The SUNRISE project is looking to develop better battery materials based on silicon as a replacement for carbon in the cell anode, and to optimise cell designs for automotive applications.
Nexeon will lead the silicon material development and scale-up stages of the project, while polymer specialist Synthomer will lead the development of a next generation polymer binder optimised to work with silicon and to ensure anode/binder cohesion during a lifetime of charges. Meanwhile, Nexeon and UCL will lead the work on material characterisation and cell performance.
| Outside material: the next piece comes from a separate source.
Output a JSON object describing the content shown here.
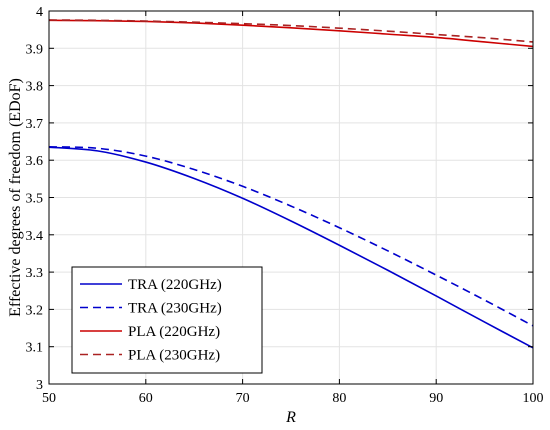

“The biggest problems facing EVs – range anxiety, cost, charge time or charging station availability – are almost all related to limitations of the batteries,” said Nexeon’s CEO Dr Scott Brown. “Silicon anodes are now well established on the technology road maps of major automotive OEMs and cell makers, and Nexeon has received support from UK and global OEMs, several of whom will be involved in this project as it develops.”
Silicon is being adopted as a partial replacement for carbon in battery anodes, typically up to a level of 10%, but problems caused by expansion during charging and discharging remain issues. SUNRISE is said to address the silicon expansion and binder system issues and to allow more silicon to be used. This latter feature will increase the cell’s energy density. Meanwhile, silicon anode materials with a polymer binder can be used as a ‘drop-in’ replacement for current graphite anode systems.
The Faraday Battery Challenge, announced in July 2017, will see £246m invested over four years to ensure the UK leads the world in the design, development and manufacture of batteries for EVs.